WASHINGTON — A New York Times report says that the clinical director for the National Institute of Allergy and Infectious Diseases has decided to wait on the emergency authorization of convalescent plasma in the treatment of COVID-19.
Deputy Director for Clinical Research and Special Projects at NIAID, Dr. H. Clifford Lane, said that the authorization to use convalescent plasma is on hold, according to the Times.
The Food and Drug Administration had been closely considering if the evidence was good enough to allow so-called emergency use of convalescent plasma.
Top health officials, including Dr. Anthony Fauci, Dr. Francis Collins, director of the National Institutes of Health, and Dr. H. Clifford Lane, were concerned that the data wasn’t strong enough for emergency approval.
“The three of us are pretty aligned on the importance of robust data through randomized control trials, and that a pandemic does not change that,” Lane told the Times
Last week, The Associated Press reported that the Mayo Clinic study could not yet prove the plasma was the reason for improvement.

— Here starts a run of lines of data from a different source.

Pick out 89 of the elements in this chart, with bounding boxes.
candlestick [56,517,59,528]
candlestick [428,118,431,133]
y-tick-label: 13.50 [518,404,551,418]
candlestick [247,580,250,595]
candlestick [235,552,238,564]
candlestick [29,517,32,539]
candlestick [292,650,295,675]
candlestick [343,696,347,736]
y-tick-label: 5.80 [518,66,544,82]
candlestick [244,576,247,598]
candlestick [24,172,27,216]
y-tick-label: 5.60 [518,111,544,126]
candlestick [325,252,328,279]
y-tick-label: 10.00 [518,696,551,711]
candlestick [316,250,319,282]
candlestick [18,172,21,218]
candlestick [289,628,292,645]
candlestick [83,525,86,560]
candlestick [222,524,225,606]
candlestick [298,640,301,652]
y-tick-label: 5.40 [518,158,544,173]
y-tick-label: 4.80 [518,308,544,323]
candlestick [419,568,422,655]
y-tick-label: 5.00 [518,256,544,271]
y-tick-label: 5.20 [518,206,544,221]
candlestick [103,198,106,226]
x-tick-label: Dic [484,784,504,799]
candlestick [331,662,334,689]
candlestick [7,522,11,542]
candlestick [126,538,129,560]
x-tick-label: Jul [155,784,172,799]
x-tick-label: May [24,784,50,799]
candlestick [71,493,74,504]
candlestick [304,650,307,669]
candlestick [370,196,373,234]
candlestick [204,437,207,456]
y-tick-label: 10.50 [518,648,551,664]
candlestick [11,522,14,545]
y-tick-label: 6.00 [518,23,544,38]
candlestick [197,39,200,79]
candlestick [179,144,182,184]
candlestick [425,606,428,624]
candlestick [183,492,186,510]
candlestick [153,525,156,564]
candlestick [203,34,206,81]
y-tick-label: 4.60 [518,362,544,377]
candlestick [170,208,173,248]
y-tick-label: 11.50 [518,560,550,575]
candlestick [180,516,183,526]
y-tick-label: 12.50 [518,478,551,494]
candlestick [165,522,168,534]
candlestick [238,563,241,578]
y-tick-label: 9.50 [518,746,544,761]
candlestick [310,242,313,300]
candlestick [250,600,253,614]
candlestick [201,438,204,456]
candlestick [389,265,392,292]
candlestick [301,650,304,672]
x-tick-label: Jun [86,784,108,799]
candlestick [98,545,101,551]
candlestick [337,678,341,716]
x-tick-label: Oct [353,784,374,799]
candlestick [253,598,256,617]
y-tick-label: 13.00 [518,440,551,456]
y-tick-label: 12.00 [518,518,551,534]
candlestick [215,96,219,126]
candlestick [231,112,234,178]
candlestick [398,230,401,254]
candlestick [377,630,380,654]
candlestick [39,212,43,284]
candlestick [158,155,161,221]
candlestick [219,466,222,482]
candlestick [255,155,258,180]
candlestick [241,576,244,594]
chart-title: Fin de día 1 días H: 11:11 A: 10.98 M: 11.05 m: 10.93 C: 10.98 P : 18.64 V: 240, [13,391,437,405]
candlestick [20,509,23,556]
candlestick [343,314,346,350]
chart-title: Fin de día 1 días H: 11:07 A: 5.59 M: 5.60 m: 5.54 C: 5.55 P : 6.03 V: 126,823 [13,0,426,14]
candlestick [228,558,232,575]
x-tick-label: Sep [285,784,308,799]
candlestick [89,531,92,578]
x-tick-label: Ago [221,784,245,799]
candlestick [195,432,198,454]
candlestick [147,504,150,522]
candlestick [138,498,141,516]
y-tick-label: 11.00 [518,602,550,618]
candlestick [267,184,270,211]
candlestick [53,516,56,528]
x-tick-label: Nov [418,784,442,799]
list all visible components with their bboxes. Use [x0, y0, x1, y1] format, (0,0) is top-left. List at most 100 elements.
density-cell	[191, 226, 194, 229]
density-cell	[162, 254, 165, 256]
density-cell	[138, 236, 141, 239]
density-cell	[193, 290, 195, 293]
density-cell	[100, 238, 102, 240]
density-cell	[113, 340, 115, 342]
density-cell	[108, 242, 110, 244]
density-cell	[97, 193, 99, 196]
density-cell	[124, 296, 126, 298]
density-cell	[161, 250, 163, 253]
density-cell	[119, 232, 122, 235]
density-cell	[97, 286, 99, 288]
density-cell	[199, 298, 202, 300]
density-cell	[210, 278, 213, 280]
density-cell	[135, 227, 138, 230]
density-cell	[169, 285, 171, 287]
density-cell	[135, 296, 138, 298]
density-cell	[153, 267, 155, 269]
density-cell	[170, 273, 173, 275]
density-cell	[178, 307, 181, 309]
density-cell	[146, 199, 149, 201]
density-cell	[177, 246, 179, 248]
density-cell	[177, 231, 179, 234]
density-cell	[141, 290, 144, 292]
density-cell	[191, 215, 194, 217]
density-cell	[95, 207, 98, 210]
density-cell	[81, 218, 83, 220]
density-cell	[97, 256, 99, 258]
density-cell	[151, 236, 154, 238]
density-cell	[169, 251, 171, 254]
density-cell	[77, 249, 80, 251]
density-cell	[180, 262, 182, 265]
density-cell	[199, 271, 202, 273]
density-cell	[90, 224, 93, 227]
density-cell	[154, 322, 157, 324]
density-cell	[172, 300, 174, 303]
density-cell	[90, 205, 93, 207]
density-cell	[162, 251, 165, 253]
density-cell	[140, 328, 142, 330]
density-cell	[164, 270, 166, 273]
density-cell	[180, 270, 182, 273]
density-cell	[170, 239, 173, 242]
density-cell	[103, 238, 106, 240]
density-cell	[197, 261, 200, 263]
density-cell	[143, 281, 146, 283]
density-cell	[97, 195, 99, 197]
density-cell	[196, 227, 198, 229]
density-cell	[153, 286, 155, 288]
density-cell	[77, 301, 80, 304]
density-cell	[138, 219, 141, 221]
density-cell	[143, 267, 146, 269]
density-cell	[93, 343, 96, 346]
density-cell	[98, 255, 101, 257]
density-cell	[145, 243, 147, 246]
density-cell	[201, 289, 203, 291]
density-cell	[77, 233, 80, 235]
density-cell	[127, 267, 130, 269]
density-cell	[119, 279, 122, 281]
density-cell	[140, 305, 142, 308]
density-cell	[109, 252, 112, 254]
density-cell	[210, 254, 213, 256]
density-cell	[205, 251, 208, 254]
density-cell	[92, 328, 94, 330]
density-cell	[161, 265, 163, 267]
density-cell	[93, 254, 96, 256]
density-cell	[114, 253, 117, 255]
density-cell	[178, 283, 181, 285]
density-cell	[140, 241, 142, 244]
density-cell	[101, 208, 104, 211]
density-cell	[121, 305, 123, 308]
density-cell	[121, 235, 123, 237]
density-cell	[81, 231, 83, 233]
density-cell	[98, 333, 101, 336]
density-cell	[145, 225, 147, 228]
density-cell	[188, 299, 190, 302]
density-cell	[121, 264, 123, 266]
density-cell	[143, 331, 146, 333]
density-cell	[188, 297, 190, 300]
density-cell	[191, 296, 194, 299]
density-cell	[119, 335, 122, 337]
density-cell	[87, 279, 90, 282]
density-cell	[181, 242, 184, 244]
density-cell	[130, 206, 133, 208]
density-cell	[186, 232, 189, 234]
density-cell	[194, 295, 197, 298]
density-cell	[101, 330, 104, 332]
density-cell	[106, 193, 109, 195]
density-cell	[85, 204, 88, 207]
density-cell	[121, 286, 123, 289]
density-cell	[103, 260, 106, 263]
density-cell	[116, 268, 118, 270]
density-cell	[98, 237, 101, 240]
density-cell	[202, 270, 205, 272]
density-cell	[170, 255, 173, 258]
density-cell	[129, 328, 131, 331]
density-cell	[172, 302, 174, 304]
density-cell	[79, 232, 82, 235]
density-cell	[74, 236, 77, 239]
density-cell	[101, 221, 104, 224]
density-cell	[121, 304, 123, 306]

There’s no solid evidence yet that it fights the coronavirus, and if so, how best to use it. But preliminary data from 35,000 coronavirus patients treated with plasma offers what Mayo lead researcher Dr. Michael Joyner on Friday called “signals of efficacy.”
There were fewer deaths among people given plasma within three days of diagnosis, and also among those given plasma containing the highest levels of virus-fighting antibodies, Joyner and colleagues reported.
The problem: This wasn’t a formal study. The patients were treated in different ways in hospitals around the country as part of a FDA program designed to speed access to the experimental therapy. That so-called “expanded access” program tracks what happens to the recipients, but it cannot prove the plasma — and not other care they received — was the real reason for improvement.
Rigorous studies underway around the country are designed to get that proof by comparing similar patients randomly assigned to get plasma or a dummy infusion in addition to regular care. But those studies have been difficult to finish as the virus waxes and wanes in different cities. Also, some patients have requested plasma rather than agreeing to a study that might give them a placebo instead.
“For 102 years we’ve been debating whether or not convalescent plasma works,” said Dr. Mila Ortigoza, of New York University, referring to plasma’s use in the 1918 flu pandemic. This time around, “we really need undisputable evidence.”
Ortigoza is co-leading one such study, which this week is expanding to three other states — Connecticut, Florida and Texas. Her team also is working to pool data with several other clinical trials in other regions in hopes of faster answers.
“There’s concern about when there will be a clear answer,” agreed infectious disease specialist Dr. Jeffrey Henderson, of Washington University in St. Louis.
He’s hopeful the clinical trials will push forward but said the Mayo report is consistent with smaller, earlier plasma studies and “an example of making the best you can of the data that’s available.”
When the body encounters a new germ, it makes proteins called antibodies that are specially targeted to fight that particular infection. The antibodies float in plasma, which is the yellowish, liquid part of blood. Because it takes a few weeks for antibodies to form, the hope is that transfusing someone else’s antibodies could help patients fight the virus before their own immune system kicks in.
The Mayo findings were posted online ahead of scientific peer review. They show that 20% of people given high-antibody plasma within three days of diagnosis had died within 30 days compared with 30% of people treated later with low-antibody plasma.
Tens of thousands of COVID-19 survivors have donated their plasma, and blood banks have issued calls for even more to meet the demand as the coronavirus continues to ravage the U.S. According to the American Association of Blood Banks, a quarter of hospitals it checks weekly are reporting wait times of more than 24 hours in obtaining requested plasma.
The Associated Press contributed to this story.